Il futuro della cultura

Da Rici86
Vorrei condividere con tutti voil'ultima parte dell'editoriale del numero di agosto 2011 di ArcheoNews, scritto da Mario Serra.
"E se l'archeologo vede il proprio futuro non proprio roseo è, per gran parte colpa sua.  È responsabile quando accetta gli incarichi a prezzi stracciati. È responsabile quando pensa al proprio orticello senza guardare agli ettari di terreno che lo circondano. È responsabile quando accetta gli incarichi gratuiti solo per compiacere questo o quel docente nella speranza che possa un giorno ricompensarlo equamente, forse, con un incarico. E meno male che di docenti così ne esistono pochi e circoscritti in altrettante pochissime Università. Tutte le professioni legate ai beni culturali sono atipiche dal punto di vista professionale ed economico. Ma soprattutto vivono una contraddizione di fondo: lavorare con il più grande patrimonio del mondo e non guadagnarci nulla o quasi per poi abbandonare entro cinque anni dalla laurea. Forse è giunto il momento di trovare una soluzione comune ad una situazione che non farà altro che generare quella guerra tra poveri che è, probabilmente, già in atto."
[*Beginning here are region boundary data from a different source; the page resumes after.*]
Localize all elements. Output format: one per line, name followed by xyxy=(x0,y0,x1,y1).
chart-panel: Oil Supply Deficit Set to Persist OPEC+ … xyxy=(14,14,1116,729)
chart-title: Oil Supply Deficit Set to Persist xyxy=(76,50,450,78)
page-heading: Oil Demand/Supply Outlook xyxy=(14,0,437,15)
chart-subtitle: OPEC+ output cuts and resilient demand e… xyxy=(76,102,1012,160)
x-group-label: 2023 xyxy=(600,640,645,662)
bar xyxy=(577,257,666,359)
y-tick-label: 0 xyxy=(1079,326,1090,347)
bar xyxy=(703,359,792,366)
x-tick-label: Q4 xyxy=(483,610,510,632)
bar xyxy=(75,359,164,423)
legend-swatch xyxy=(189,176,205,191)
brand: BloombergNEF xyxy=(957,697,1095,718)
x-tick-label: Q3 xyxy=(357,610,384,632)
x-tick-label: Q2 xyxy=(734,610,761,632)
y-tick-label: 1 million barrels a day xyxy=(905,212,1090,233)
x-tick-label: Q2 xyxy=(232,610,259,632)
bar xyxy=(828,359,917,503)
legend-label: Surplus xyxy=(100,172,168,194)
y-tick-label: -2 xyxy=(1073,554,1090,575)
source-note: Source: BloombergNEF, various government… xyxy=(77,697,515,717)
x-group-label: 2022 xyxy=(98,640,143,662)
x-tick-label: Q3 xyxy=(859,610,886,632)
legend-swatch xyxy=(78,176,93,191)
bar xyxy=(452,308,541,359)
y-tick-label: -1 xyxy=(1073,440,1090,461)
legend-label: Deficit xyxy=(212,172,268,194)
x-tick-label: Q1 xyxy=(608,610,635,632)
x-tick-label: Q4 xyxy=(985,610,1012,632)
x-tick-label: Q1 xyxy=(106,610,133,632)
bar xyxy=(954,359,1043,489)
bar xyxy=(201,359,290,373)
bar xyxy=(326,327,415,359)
Il futuro della culturaIn Italia noi professionisti dei beni culturali siamo atipici. Dobbiamo occuparci del maggior patrimonio culturale mondiale senza fondi nè retribuzione. Dobbiamo lavorare senza guadagnare, ma se non lo facessimo, cosa ne sarebbe della nostra cultura, dei nostri musei, dei nostri siti archeologici, dei nostri monumenti? Si innesca qui un terribile circolo vizioso. Come uscirne? Con la guerra tra poveri di cui parla Mario Serra? Forse con una generalizzata lobotomia di massa, che modifichi alla radice la mentalità diffusa, che non ha considerazione se non marginale per la cultura?
Io penso che ciascuno di noi possa dare il suo piccolo contributo e che sommati tutti insieme questi contributi possano migliorare le cose. Lavorare gratuitamente non è giusto. In nessun caso. Gestire un patrimonio culturale arrangiandosi senza fondi è da funamboli.
E noi siamo bravi.
Noi, i professionisti della cultura italiani, siamo bravi a fare i miracoli per proteggere, preservare, salvaguardare il patrimonio culturale. Non possiamo fare diversamente. O così, o la morte dei nostri beni culturali. E, con la loro morte, non ci sarebbe solo la morte di una professione, ma la morte della nostra identità, della nostra anima.
Per questo penso che sia basilare far conoscere il patrimonio culturale ai più piccoli, insegnare loro ad amarlo e rispettarlo. Il rispetto è la base della coscienza collettiva del futuro. È la base di quella piccola rivoluzione delle coscienze che è necessaria a risollevarci dal baratro in cui stiamo inevitabilmente precipitando.
È l'arte, in tutte le sue forme, che ci eleva al di sopra della sopravvivenza per farci imparare a vivere.